A potentially crippling issue for the media industry, for sure, but in recent years Congress has stepped in to help (remember Napster anybody?). Today, there are laws that prohibit websites from displaying pirated content. Many of you have probably had the following experience: You are surfing YouTube and find a song from your favorite artist (who cares that the video is actually of some random family's Disney vacation), but upon clicking the link you find a disappointing message saying that the file has been taken down by the media company that owns the rights to it. That message is the result of media corporations taking back some of the power that had been stripped of them. Now Congress is contemplating giving them back ALL of the power with two new pieces of legislation, the "Stop Online Piracy Act," (SOPA) in the House and the "Protect Intellectual Property Act," (PIPA) in the Senate. Without going into the detailed specifics of the new proposals, the primary difference between them and current regulation seems to be this: The government would now be able to stop all reposting and sharing of content, would expand the definition of what it means to infringe on copyright, and would be able to accuse companies (on a felony charge) of providing 'infringing tools'. Again, I am citing the Ulanoff article, but you can find similar pieces on CBS News, CNN, Forbes, just to name a few.

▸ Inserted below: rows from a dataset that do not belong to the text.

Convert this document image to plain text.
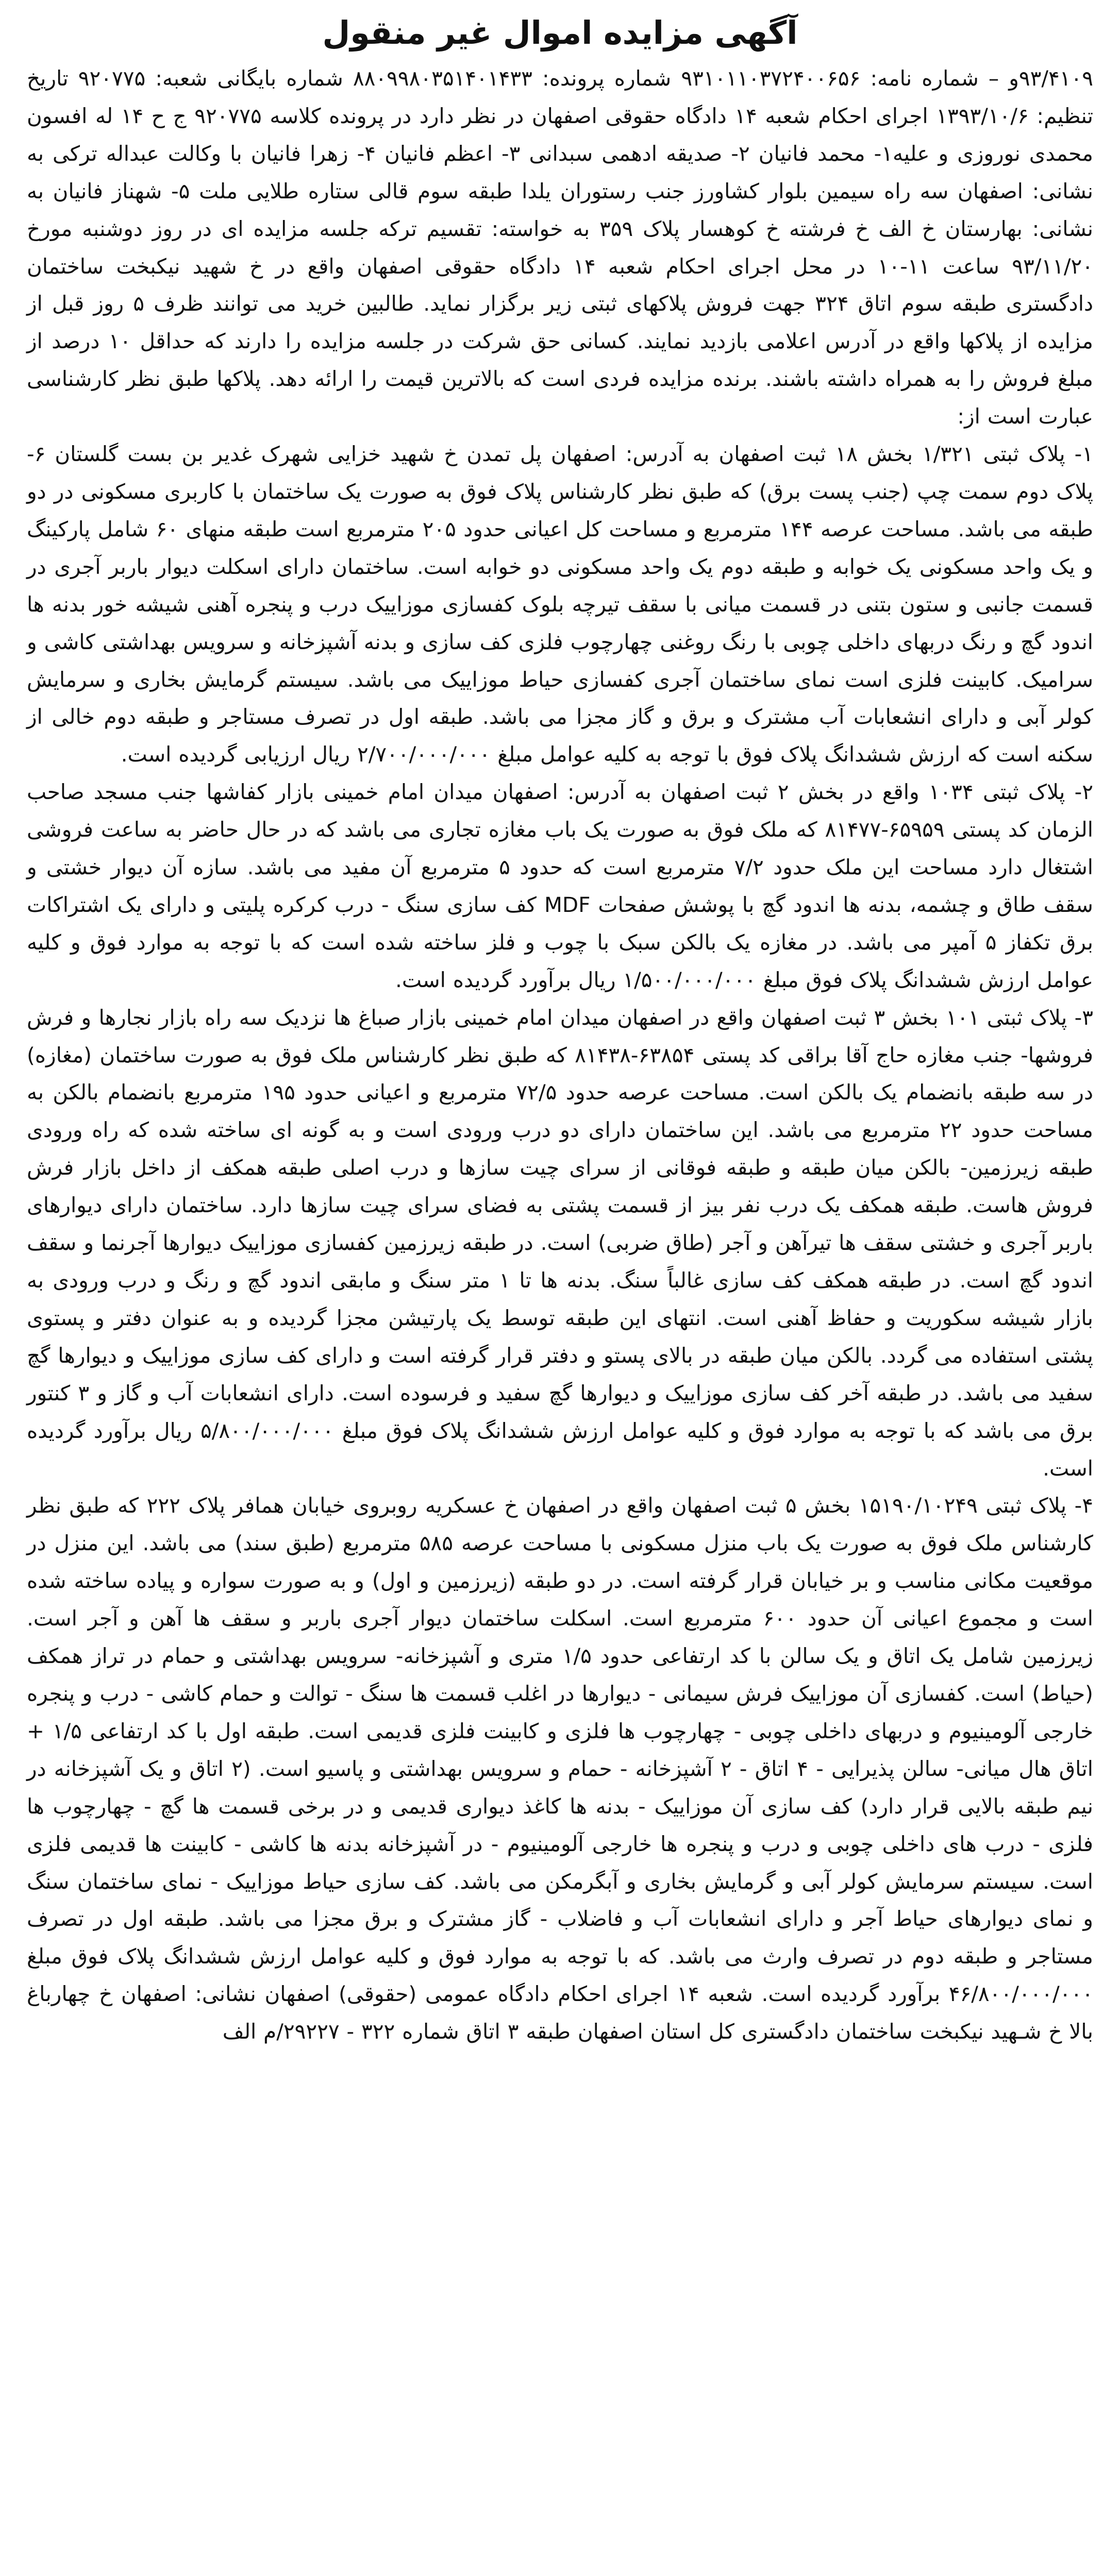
آگهی مزایده اموال غیر منقول

۹۳/۴۱۰۹و – شماره نامه: ۹۳۱۰۱۱۰۳۷۲۴۰۰۶۵۶ شماره پرونده: ۸۸۰۹۹۸۰۳۵۱۴۰۱۴۳۳ شماره بایگانی شعبه: ۹۲۰۷۷۵ تاریخ تنظیم: ۱۳۹۳/۱۰/۶ اجرای احکام شعبه ۱۴ دادگاه حقوقی اصفهان در نظر دارد در پرونده کلاسه ۹۲۰۷۷۵ ج ح ۱۴ له افسون محمدی نوروزی و علیه۱- محمد فانیان ۲- صدیقه ادهمی سبدانی ۳- اعظم فانیان ۴- زهرا فانیان با وکالت عبداله ترکی به نشانی: اصفهان سه راه سیمین بلوار کشاورز جنب رستوران یلدا طبقه سوم قالی ستاره طلایی ملت ۵- شهناز فانیان به نشانی: بهارستان خ الف خ فرشته خ کوهسار پلاک ۳۵۹ به خواسته: تقسیم ترکه جلسه مزایده ای در روز دوشنبه مورخ ۹۳/۱۱/۲۰ ساعت ۱۱-۱۰ در محل اجرای احکام شعبه ۱۴ دادگاه حقوقی اصفهان واقع در خ شهید نیکبخت ساختمان دادگستری طبقه سوم اتاق ۳۲۴ جهت فروش پلاکهای ثبتی زیر برگزار نماید. طالبین خرید می توانند ظرف ۵ روز قبل از مزایده از پلاکها واقع در آدرس اعلامی بازدید نمایند. کسانی حق شرکت در جلسه مزایده را دارند که حداقل ۱۰ درصد از مبلغ فروش را به همراه داشته باشند. برنده مزایده فردی است که بالاترین قیمت را ارائه دهد. پلاکها طبق نظر کارشناسی عبارت است از:

۱- پلاک ثبتی ۱/۳۲۱ بخش ۱۸ ثبت اصفهان به آدرس: اصفهان پل تمدن خ شهید خزایی شهرک غدیر بن بست گلستان ۶- پلاک دوم سمت چپ (جنب پست برق) که طبق نظر کارشناس پلاک فوق به صورت یک ساختمان با کاربری مسکونی در دو طبقه می باشد. مساحت عرصه ۱۴۴ مترمربع و مساحت کل اعیانی حدود ۲۰۵ مترمربع است طبقه منهای ۶۰ شامل پارکینگ و یک واحد مسکونی یک خوابه و طبقه دوم یک واحد مسکونی دو خوابه است. ساختمان دارای اسکلت دیوار باربر آجری در قسمت جانبی و ستون بتنی در قسمت میانی با سقف تیرچه بلوک کفسازی موزاییک درب و پنجره آهنی شیشه خور بدنه ها اندود گچ و رنگ دربهای داخلی چوبی با رنگ روغنی چهارچوب فلزی کف سازی و بدنه آشپزخانه و سرویس بهداشتی کاشی و سرامیک. کابینت فلزی است نمای ساختمان آجری کفسازی حیاط موزاییک می باشد. سیستم گرمایش بخاری و سرمایش کولر آبی و دارای انشعابات آب مشترک و برق و گاز مجزا می باشد. طبقه اول در تصرف مستاجر و طبقه دوم خالی از سکنه است که ارزش ششدانگ پلاک فوق با توجه به کلیه عوامل مبلغ ۲/۷۰۰/۰۰۰/۰۰۰ ریال ارزیابی گردیده است.

۲- پلاک ثبتی ۱۰۳۴ واقع در بخش ۲ ثبت اصفهان به آدرس: اصفهان میدان امام خمینی بازار کفاشها جنب مسجد صاحب الزمان کد پستی ۶۵۹۵۹-۸۱۴۷۷ که ملک فوق به صورت یک باب مغازه تجاری می باشد که در حال حاضر به ساعت فروشی اشتغال دارد مساحت این ملک حدود ۷/۲ مترمربع است که حدود ۵ مترمربع آن مفید می باشد. سازه آن دیوار خشتی و سقف طاق و چشمه، بدنه ها اندود گچ با پوشش صفحات MDF کف سازی سنگ - درب کرکره پلیتی و دارای یک اشتراکات برق تکفاز ۵ آمپر می باشد. در مغازه یک بالکن سبک با چوب و فلز ساخته شده است که با توجه به موارد فوق و کلیه عوامل ارزش ششدانگ پلاک فوق مبلغ ۱/۵۰۰/۰۰۰/۰۰۰ ریال برآورد گردیده است.

۳- پلاک ثبتی ۱۰۱ بخش ۳ ثبت اصفهان واقع در اصفهان میدان امام خمینی بازار صباغ ها نزدیک سه راه بازار نجارها و فرش فروشها- جنب مغازه حاج آقا براقی کد پستی ۶۳۸۵۴-۸۱۴۳۸ که طبق نظر کارشناس ملک فوق به صورت ساختمان (مغازه) در سه طبقه بانضمام یک بالکن است. مساحت عرصه حدود ۷۲/۵ مترمربع و اعیانی حدود ۱۹۵ مترمربع بانضمام بالکن به مساحت حدود ۲۲ مترمربع می باشد. این ساختمان دارای دو درب ورودی است و به گونه ای ساخته شده که راه ورودی طبقه زیرزمین- بالکن میان طبقه و طبقه فوقانی از سرای چیت سازها و درب اصلی طبقه همکف از داخل بازار فرش فروش هاست. طبقه همکف یک درب نفر بیز از قسمت پشتی به فضای سرای چیت سازها دارد. ساختمان دارای دیوارهای باربر آجری و خشتی سقف ها تیرآهن و آجر (طاق ضربی) است. در طبقه زیرزمین کفسازی موزاییک دیوارها آجرنما و سقف اندود گچ است. در طبقه همکف کف سازی غالباً سنگ. بدنه ها تا ۱ متر سنگ و مابقی اندود گچ و رنگ و درب ورودی به بازار شیشه سکوریت و حفاظ آهنی است. انتهای این طبقه توسط یک پارتیشن مجزا گردیده و به عنوان دفتر و پستوی پشتی استفاده می گردد. بالکن میان طبقه در بالای پستو و دفتر قرار گرفته است و دارای کف سازی موزاییک و دیوارها گچ سفید می باشد. در طبقه آخر کف سازی موزاییک و دیوارها گچ سفید و فرسوده است. دارای انشعابات آب و گاز و ۳ کنتور برق می باشد که با توجه به موارد فوق و کلیه عوامل ارزش ششدانگ پلاک فوق مبلغ ۵/۸۰۰/۰۰۰/۰۰۰ ریال برآورد گردیده است.

۴- پلاک ثبتی ۱۵۱۹۰/۱۰۲۴۹ بخش ۵ ثبت اصفهان واقع در اصفهان خ عسکریه روبروی خیابان همافر پلاک ۲۲۲ که طبق نظر کارشناس ملک فوق به صورت یک باب منزل مسکونی با مساحت عرصه ۵۸۵ مترمربع (طبق سند) می باشد. این منزل در موقعیت مکانی مناسب و بر خیابان قرار گرفته است. در دو طبقه (زیرزمین و اول) و به صورت سواره و پیاده ساخته شده است و مجموع اعیانی آن حدود ۶۰۰ مترمربع است. اسکلت ساختمان دیوار آجری باربر و سقف ها آهن و آجر است. زیرزمین شامل یک اتاق و یک سالن با کد ارتفاعی حدود ۱/۵ متری و آشپزخانه- سرویس بهداشتی و حمام در تراز همکف (حیاط) است. کفسازی آن موزاییک فرش سیمانی - دیوارها در اغلب قسمت ها سنگ - توالت و حمام کاشی - درب و پنجره خارجی آلومینیوم و دربهای داخلی چوبی - چهارچوب ها فلزی و کابینت فلزی قدیمی است. طبقه اول با کد ارتفاعی ۱/۵ + اتاق هال میانی- سالن پذیرایی - ۴ اتاق - ۲ آشپزخانه - حمام و سرویس بهداشتی و پاسیو است. (۲ اتاق و یک آشپزخانه در نیم طبقه بالایی قرار دارد) کف سازی آن موزاییک - بدنه ها کاغذ دیواری قدیمی و در برخی قسمت ها گچ - چهارچوب ها فلزی - درب های داخلی چوبی و درب و پنجره ها خارجی آلومینیوم - در آشپزخانه بدنه ها کاشی - کابینت ها قدیمی فلزی است. سیستم سرمایش کولر آبی و گرمایش بخاری و آبگرمکن می باشد. کف سازی حیاط موزاییک - نمای ساختمان سنگ و نمای دیوارهای حیاط آجر و دارای انشعابات آب و فاضلاب - گاز مشترک و برق مجزا می باشد. طبقه اول در تصرف مستاجر و طبقه دوم در تصرف وارث می باشد. که با توجه به موارد فوق و کلیه عوامل ارزش ششدانگ پلاک فوق مبلغ ۴۶/۸۰۰/۰۰۰/۰۰۰ برآورد گردیده است. شعبه ۱۴ اجرای احکام دادگاه عمومی (حقوقی) اصفهان نشانی: اصفهان خ چهارباغ بالا خ شـهید نیکبخت ساختمان دادگستری کل استان اصفهان طبقه ۳ اتاق شماره ۳۲۲ - ۲۹۲۲۷/م الف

Certainly, this would be a seismic shift for the good ole World Wide Web. Unanimously, it seems, every online-based company has publicly opposed the legislation, and some VERY popular sites (Wikipedia, Reddit, Wordpress) have decided to do a 'blackout' today in order to protest. Google has produced a 'censored' homepage image to draw awareness and to ask people to sign an online petition to their Congressional representatives. Facebook and Twitter, while not joining the 'blackout,' have also publically opposed the laws.
I don't want to take a side on this issue (have to keep this blog unbiased and retain my journalistic integrity!), but what I do find interesting is the enormous opportunity that both sides (Media Corporations and everyone else on the internet) have to capitalize on the wonders of the internet. Despite the overwhelming growth of online consumption, people are also consuming content at record highs on television, radio, music services (Pandora, Spotify) and even in movie theaters (it is Oscar Season after all!). What does that mean? It means that people want media more than ever before, and are literally willing to consume it in whatever fashion is possible. Regardless of the fate of SOPA and PIPA, media organizations must continue to embrace the online channel not as an opposing force, but as another highly effective vehicle to proliferate content. This isn't an indictment on media corporations, because largely, they have realized the importance and potential of the online world. Now they must work to strike the right balance between allowing users to share content while avoiding piracy.
A completely unregulated internet is not the answer, because people and companies should have the ability to control and profit from their creation of content. On the other side, SOPA and PIPA are likely also not the answer, because an open and imaginative internet has arguably done much more good than bad in terms of education, creativity, and innovation. Somewhere in the middle is where society should ultimately settle, so that the creativity of the average internet user is not stifled, and the media organizations still have a reason to generate amazingly entertaining content.
What do you think? Should SOPA and PIPA pass? If not, what does your ideal internet look like?